Модель Мишеля Фуко (философская)

М. Фуко предложил разграничивать три периода ис­тории человечества — Ренессанс — XVI век, классический период, когда на арену выходит рационализм - XVII-XVIII вв., современность — XIX-XX вв. — по соотноше­нию "слов" и "вещей" в рамках каждого из них. То есть проблематика языка становится определяющей для вы­членения той или иной эпистемемы.

М. Фуко видит для любой культуры центральность тех или иных ее кодов в качестве схем, задающих все процес­сы восприятия.

"Основополагающие коды любой культуры, управляю­щие ее языком, ее схемами восприятия, ее обменами, ее формами выражения и воспроизведения, ее ценностями,

иерархией ее практик, сразу же определяют для каждого человека эмпирические порядки, с которыми он будет иметь дело и в которых будет ориентироваться" [358, с. 37].

Знание XVI века ищет подобие. "Знак значим в той мере, в какой имеется сходство между ним и тем, на что он указывает (то есть на какое-то подобие)" [358, с. 75]. И далее: "Искать смысл — значит выявлять то, что сход­ствует. Искать закон знаков — значит открывать вещи, являющиеся сходными. Грамматика форм бытия — это их истолкование" [358, с. 76]. Именно в этот период возни­кают проекты энциклопедий, которые с помощью слов должны воссоздать порядок всего мира. Что касается по­нятия знака, то поскольку он сам по себе выражает ие­рархию мира, он не нуждается в "читателе". Становится неоднозначной и роль языка, поскольку он должен по­вествовать сам о себе. "Язык XVI века был по отношению к себе в положении непрерывного комментария, но ком­ментарий может функционировать лишь при наличии языка, который безмолвно предшествует речи, посредс­твом которой делается попытка заставить его заговорить" [358, с. 132].

Знание XVII века отказывается от идеи подобия. "От­ныне подобие — не форма знания, а, скорее, повод совер­шить ошибку, опасность, угрожающая тогда, когда плохо освещенное пространство смешений вещей не исследует­ся" [358, с. 99]. В результате язык уже больше не несет в самом себе законы природы, он может выражать правду, а может и не делать этого. "Отныне знак начинает что-либо означать лишь внутри познания; именно у него знак заимствует теперь свою достоверность или свою вероят­ность" [358, с. 109]. Если для характеризации предыдуще­го периода М. Фуко пользуется словом комментарий, то здесь язык функционирует как критика.

XIX век привел к новому пониманию: "Слова переста­ли пересекаться с представлениями и непосредственно распределять по клеткам таблицы познание вещей" [358, с. 393].

М. Фуко также занят поиском связи между механиз­мами власти и символическими механизмами, начиная с идеологии. "Механизмы власти в общем виде никогда не изучались историей.

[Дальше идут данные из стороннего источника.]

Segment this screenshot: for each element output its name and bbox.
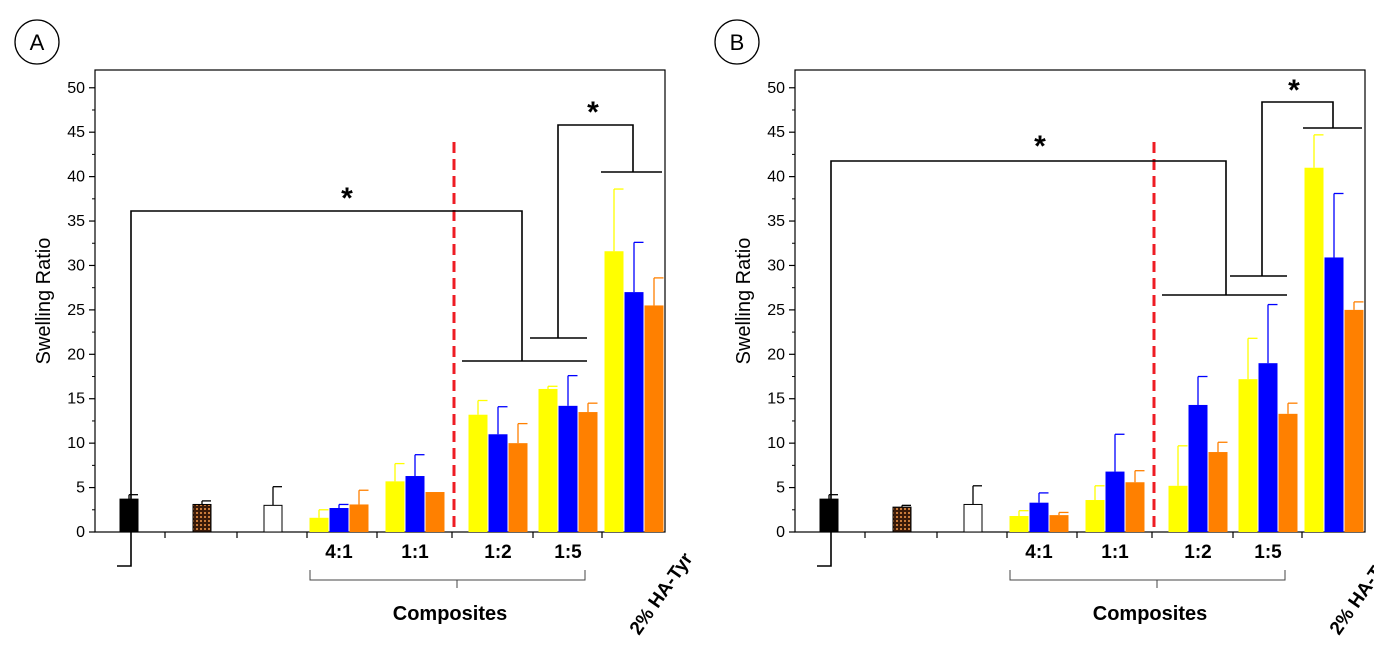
data-bar	[644, 305, 664, 532]
data-bar	[558, 405, 578, 532]
y-tick-label: 20	[67, 346, 85, 363]
y-tick-label: 0	[76, 524, 85, 541]
data-bar	[1029, 502, 1049, 532]
y-tick-label: 30	[767, 257, 785, 274]
panel-letter-circle	[14, 19, 60, 65]
data-bar	[1304, 167, 1324, 532]
y-tick-label: 35	[767, 213, 785, 230]
data-bar	[604, 251, 624, 532]
y-axis-title: Swelling Ratio	[33, 238, 55, 365]
y-tick-label: 25	[67, 302, 85, 319]
data-bar	[1258, 363, 1278, 532]
data-bar	[1188, 404, 1208, 532]
panel-letter: A	[30, 30, 45, 55]
category-label: 4:1	[325, 542, 353, 563]
plot-frame	[94, 69, 666, 533]
data-bar	[1238, 379, 1258, 532]
data-bar	[578, 412, 598, 532]
control-bar	[819, 498, 839, 533]
data-bar	[538, 388, 558, 532]
category-label: 4:1	[1025, 542, 1053, 563]
significance-star: *	[1288, 74, 1300, 107]
control-bar	[263, 504, 283, 533]
category-label: 1:2	[484, 542, 511, 563]
control-bar	[963, 503, 983, 533]
group-label: Composites	[1093, 603, 1207, 625]
y-tick-label: 40	[67, 169, 85, 186]
composites-brace	[309, 570, 586, 588]
data-bar	[385, 481, 405, 532]
data-bar	[1049, 515, 1069, 532]
data-bar	[309, 517, 329, 532]
data-bar	[329, 508, 349, 532]
significance-star: *	[1034, 130, 1046, 163]
category-label: 1:1	[401, 542, 429, 563]
data-bar	[1085, 500, 1105, 532]
data-bar	[1105, 471, 1125, 532]
category-label: 1:5	[1254, 542, 1282, 563]
data-bar	[508, 443, 528, 532]
y-tick-label: 10	[67, 435, 85, 452]
y-tick-label: 45	[67, 124, 85, 141]
chart-panel-a: A 0 5 10 15 20 25 30 35 40 45 50 Swelling Ratio 4:1 1:…	[14, 19, 698, 639]
y-tick-label: 15	[67, 391, 85, 408]
y-axis-title: Swelling Ratio	[733, 238, 755, 365]
category-label: 1:1	[1101, 542, 1129, 563]
control-bar	[892, 506, 912, 533]
plot-frame	[794, 69, 1366, 533]
data-bar	[468, 414, 488, 532]
data-bar	[1324, 257, 1344, 532]
data-bar	[349, 504, 369, 532]
data-bar	[488, 434, 508, 532]
significance-bracket	[1261, 101, 1334, 276]
data-bar	[1278, 413, 1298, 532]
significance-bracket	[817, 160, 1227, 567]
y-tick-label: 30	[67, 257, 85, 274]
group-label: Composites	[393, 603, 507, 625]
significance-bracket	[117, 210, 523, 567]
data-bar	[405, 476, 425, 532]
data-bar	[1009, 516, 1029, 532]
y-tick-label: 40	[767, 169, 785, 186]
composites-brace	[1009, 570, 1286, 588]
data-bar	[1125, 482, 1145, 532]
data-bar	[1344, 309, 1364, 532]
y-tick-label: 5	[76, 480, 85, 497]
panel-letter: B	[730, 30, 745, 55]
data-bar	[425, 492, 445, 532]
y-tick-label: 10	[767, 435, 785, 452]
y-tick-label: 0	[776, 524, 785, 541]
category-label: 2% HA-Tyr	[1326, 549, 1374, 639]
panel-letter-circle	[714, 19, 760, 65]
significance-bracket	[557, 124, 634, 338]
significance-star: *	[587, 96, 599, 129]
category-label: 1:5	[554, 542, 582, 563]
category-label: 2% HA-Tyr	[626, 549, 698, 639]
y-tick-label: 5	[776, 480, 785, 497]
data-bar	[1208, 452, 1228, 532]
y-tick-label: 45	[767, 124, 785, 141]
control-bar	[192, 503, 212, 533]
data-bar	[624, 292, 644, 532]
y-tick-label: 50	[67, 80, 85, 97]
y-tick-label: 35	[67, 213, 85, 230]
chart-panel-b: B 0 5 10 15 20 25 30 35 40 45 50 Swelling Ratio 4:1 1:…	[714, 19, 1374, 639]
significance-star: *	[341, 182, 353, 215]
category-label: 1:2	[1184, 542, 1211, 563]
y-tick-label: 50	[767, 80, 785, 97]
y-tick-label: 15	[767, 391, 785, 408]
control-bar	[119, 498, 139, 533]
data-bar	[1168, 485, 1188, 532]
y-tick-label: 25	[767, 302, 785, 319]
y-tick-label: 20	[767, 346, 785, 363]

История изучала тех, кто имел власть... Но власть в ее стратегиях, в общем и детализи­рованном видах, в своих механизмах никогда не изуча­лась" [475, р. 51]. Отсюда внимание к понятию правды. "Каждое общество имеет свой режим правды, свою "об­щую политику" правды: а именно типы дискурсов, кото­рые оно принимает и заставляет функционировать как правда; механизмы и требования, которые позволяют разграничивать истинные и ложные высказывания; тех­ники и процедуры, предоставляющие ценность в приня­тии истинности; статус тех, которым дается право гово­рить, что признается в качестве правды" [475, р.131].

Особое место в творчестве М. Фуко заняла история сексуальности в обществе. При этом даже роль 3. Фрей­да он видит несколько иначе.

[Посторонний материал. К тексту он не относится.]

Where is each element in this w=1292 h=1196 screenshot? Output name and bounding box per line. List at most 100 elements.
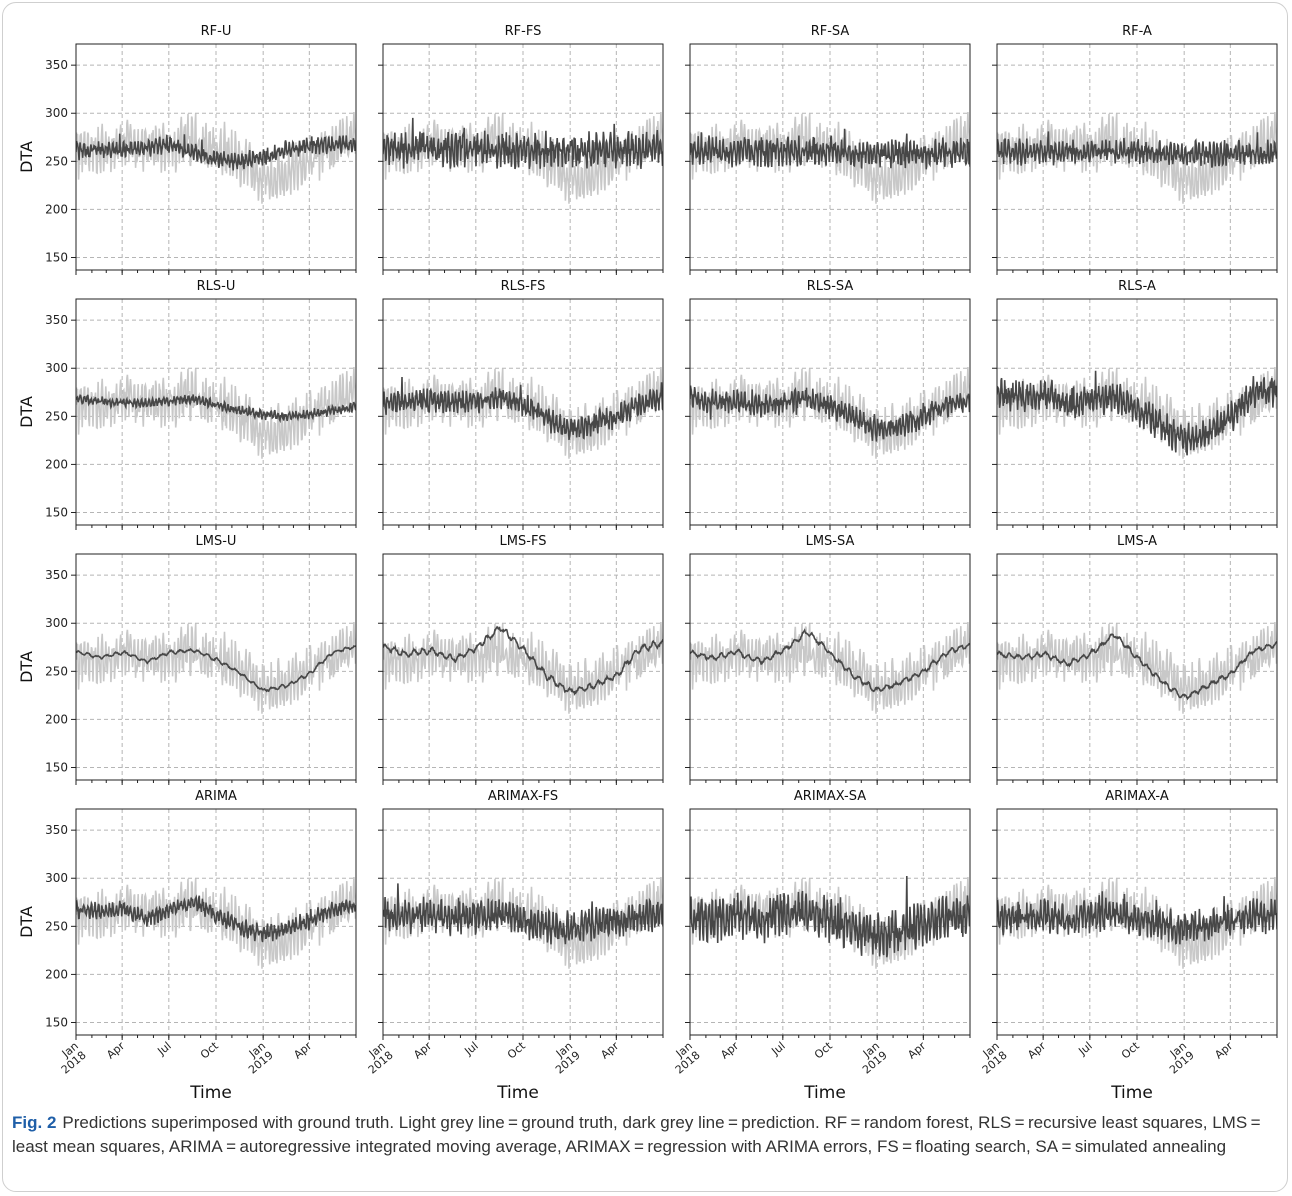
panel-rls-fs: RLS-FS bbox=[378, 279, 664, 530]
x-tick-label: Jan2018 bbox=[51, 1039, 89, 1076]
series-prediction bbox=[76, 894, 356, 943]
x-tick-label: Oct bbox=[812, 1039, 835, 1062]
x-tick-label: Apr bbox=[1212, 1039, 1235, 1061]
x-tick-label: Jul bbox=[461, 1039, 480, 1058]
series-prediction bbox=[76, 133, 356, 171]
y-tick-label: 250 bbox=[45, 919, 68, 933]
series-prediction bbox=[997, 891, 1277, 945]
panel-lms-u: 150 200 250 300 350 LMS-U DTA bbox=[17, 534, 357, 785]
y-tick-label: 150 bbox=[45, 505, 68, 519]
x-tick-label: Jan2019 bbox=[852, 1039, 890, 1076]
panel-rf-fs: RF-FS bbox=[378, 24, 664, 275]
panel-arimax-fs: ARIMAX-FS Jan2018 Apr Jul Oct Jan2019 Apr Time bbox=[358, 789, 664, 1103]
panel-title: LMS-U bbox=[196, 534, 237, 549]
x-axis-label: Time bbox=[1110, 1083, 1153, 1103]
series-prediction bbox=[383, 883, 663, 945]
y-tick-label: 250 bbox=[45, 664, 68, 678]
x-tick-label: Oct bbox=[198, 1039, 221, 1062]
y-tick-label: 200 bbox=[45, 967, 68, 981]
x-tick-label: Oct bbox=[505, 1039, 528, 1062]
y-tick-label: 250 bbox=[45, 409, 68, 423]
series-prediction bbox=[997, 131, 1277, 168]
y-tick-label: 350 bbox=[45, 823, 68, 837]
x-tick-label: Apr bbox=[598, 1039, 621, 1061]
panel-title: LMS-FS bbox=[500, 534, 547, 549]
x-tick-label: Apr bbox=[104, 1039, 127, 1061]
x-tick-label: Jan2019 bbox=[1159, 1039, 1197, 1076]
series-prediction bbox=[76, 394, 356, 424]
y-tick-label: 150 bbox=[45, 250, 68, 264]
series-prediction bbox=[76, 644, 356, 693]
panel-rls-a: RLS-A bbox=[992, 279, 1278, 530]
x-tick-label: Apr bbox=[411, 1039, 434, 1061]
panel-title: RLS-U bbox=[197, 279, 236, 294]
y-tick-label: 300 bbox=[45, 361, 68, 375]
series-prediction bbox=[690, 385, 970, 442]
x-tick-label: Jul bbox=[154, 1039, 173, 1058]
panel-arimax-a: ARIMAX-A Jan2018 Apr Jul Oct Jan2019 Apr Time bbox=[980, 789, 1278, 1103]
panel-arima: 150 200 250 300 350 ARIMA DTA Jan2018 Apr Jul Oct J… bbox=[17, 789, 357, 1103]
panel-title: RLS-A bbox=[1118, 279, 1156, 294]
x-tick-label: Apr bbox=[905, 1039, 928, 1061]
y-tick-label: 350 bbox=[45, 58, 68, 72]
y-tick-label: 300 bbox=[45, 106, 68, 120]
panel-lms-sa: LMS-SA bbox=[685, 534, 971, 785]
series-prediction bbox=[383, 625, 663, 696]
x-tick-label: Apr bbox=[1025, 1039, 1048, 1061]
x-tick-label: Jan2018 bbox=[665, 1039, 703, 1076]
caption-text: Predictions superimposed with ground tru… bbox=[12, 1113, 1264, 1156]
x-axis-label: Time bbox=[496, 1083, 539, 1103]
x-tick-label: Jan2019 bbox=[238, 1039, 276, 1076]
series-prediction bbox=[383, 117, 663, 170]
panel-rls-sa: RLS-SA bbox=[685, 279, 971, 530]
x-tick-label: Apr bbox=[291, 1039, 314, 1061]
panel-title: RLS-FS bbox=[501, 279, 546, 294]
x-axis-label: Time bbox=[189, 1083, 232, 1103]
y-tick-label: 150 bbox=[45, 760, 68, 774]
y-tick-label: 350 bbox=[45, 313, 68, 327]
series-prediction bbox=[383, 376, 663, 441]
panel-title: ARIMA bbox=[195, 789, 237, 804]
panel-rf-u: 150 200 250 300 350 RF-U DTA bbox=[17, 24, 357, 275]
panel-lms-fs: LMS-FS bbox=[378, 534, 664, 785]
series-prediction bbox=[997, 370, 1277, 456]
caption-label: Fig. 2 bbox=[12, 1113, 57, 1132]
panel-rls-u: 150 200 250 300 350 RLS-U DTA bbox=[17, 279, 357, 530]
series-prediction bbox=[690, 875, 970, 958]
panel-title: LMS-A bbox=[1117, 534, 1157, 549]
y-tick-label: 300 bbox=[45, 871, 68, 885]
y-tick-label: 300 bbox=[45, 616, 68, 630]
y-axis-label: DTA bbox=[17, 141, 36, 173]
panel-title: ARIMAX-A bbox=[1105, 789, 1169, 804]
panel-title: RF-U bbox=[201, 24, 232, 39]
panel-title: RF-A bbox=[1122, 24, 1152, 39]
panel-title: LMS-SA bbox=[806, 534, 855, 549]
series-ground-truth bbox=[690, 621, 970, 714]
y-tick-label: 200 bbox=[45, 202, 68, 216]
series-ground-truth bbox=[997, 621, 1277, 714]
small-multiples-figure: 150 200 250 300 350 RF-U DTA RF-FS RF-SA RF-A 150 2… bbox=[17, 24, 1278, 1103]
x-tick-label: Jul bbox=[768, 1039, 787, 1058]
panel-arimax-sa: ARIMAX-SA Jan2018 Apr Jul Oct Jan2019 Apr Time bbox=[665, 789, 971, 1103]
panel-title: ARIMAX-FS bbox=[488, 789, 558, 804]
x-tick-label: Jan2018 bbox=[358, 1039, 396, 1076]
x-axis-label: Time bbox=[803, 1083, 846, 1103]
x-tick-label: Oct bbox=[1119, 1039, 1142, 1062]
panel-lms-a: LMS-A bbox=[992, 534, 1278, 785]
panel-title: RF-SA bbox=[811, 24, 850, 39]
series-prediction bbox=[690, 128, 970, 170]
y-tick-label: 150 bbox=[45, 1015, 68, 1029]
figure-caption: Fig. 2 Predictions superimposed with grou… bbox=[12, 1111, 1280, 1158]
panel-rf-sa: RF-SA bbox=[685, 24, 971, 275]
series-ground-truth bbox=[76, 621, 356, 714]
y-axis-label: DTA bbox=[17, 906, 36, 938]
panel-title: ARIMAX-SA bbox=[794, 789, 866, 804]
y-tick-label: 250 bbox=[45, 154, 68, 168]
x-tick-label: Jul bbox=[1075, 1039, 1094, 1058]
y-tick-label: 200 bbox=[45, 457, 68, 471]
y-tick-label: 350 bbox=[45, 568, 68, 582]
series-prediction bbox=[690, 628, 970, 693]
panel-rf-a: RF-A bbox=[992, 24, 1278, 275]
y-axis-label: DTA bbox=[17, 396, 36, 428]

"Современную сексуальность не характеризует то, что благодаря Саду и Фрейду она обрела язык своей приро­ды или своей разумности. Благодаря мощи их дискурсов она была "денатурализована" — выброшена в пустое прос­транство, где ей противостоят весьма жалкие формы пре­дела и где ее потустороннее и все ее развитие сводятся к прерывающему ее неистовству. Сексуальности мы дали не свободу; мы подвели ее к пределу: к пределу нашего сознания, поскольку это она в конце концов диктует на­шему сознанию единственно возможное прочтение на­шего бессознательного..." [356].

В своей работе "Археология знания" Мишель Фуко го­ворит о дискурсе в ряде случаев словами М. Бахтина. Ср. следующее: "Два человека могут одновременно сказать одно и то же, но, поскольку их двое, будет два разных ак­та высказывания" [354, с. 102]. Или такое возможное наб­людение: "Высказывания изучаются на границе, которая отделяет их от того, что не сказано, в инстанции, которая заставляет их появиться, в своем отличии от всех осталь­ных" [354, с. 120]. Сам же дискурс М. Фуко определяет

следующим образом: "Будем называть дискурсом сово­купность высказываний постольку, поскольку они при­надлежат к одной и той же дискурсивной формации" [354, с. 117]. Новым элементом становится определение архива: "Архив — это прежде всего закон того, что может быть сказано, система, обуславливающая появление выс­казываний как единичных событий" [354, с. 130]. Пос­кольку сразу возникают ассоциации с языком М. Фуко разграничивает эти два понятия: "Между языком, кото­рый определяет систему построения возможных фраз, и сводом изучаемых явлений, который пассивно собирает произнесенные слова, архив определяет частный уровень: уровень практики, выявляющий множественность выска­зываний некоторого числа регулярных событий, как не­которого числа вещей, поддающихся истолкованию и операциям" [354].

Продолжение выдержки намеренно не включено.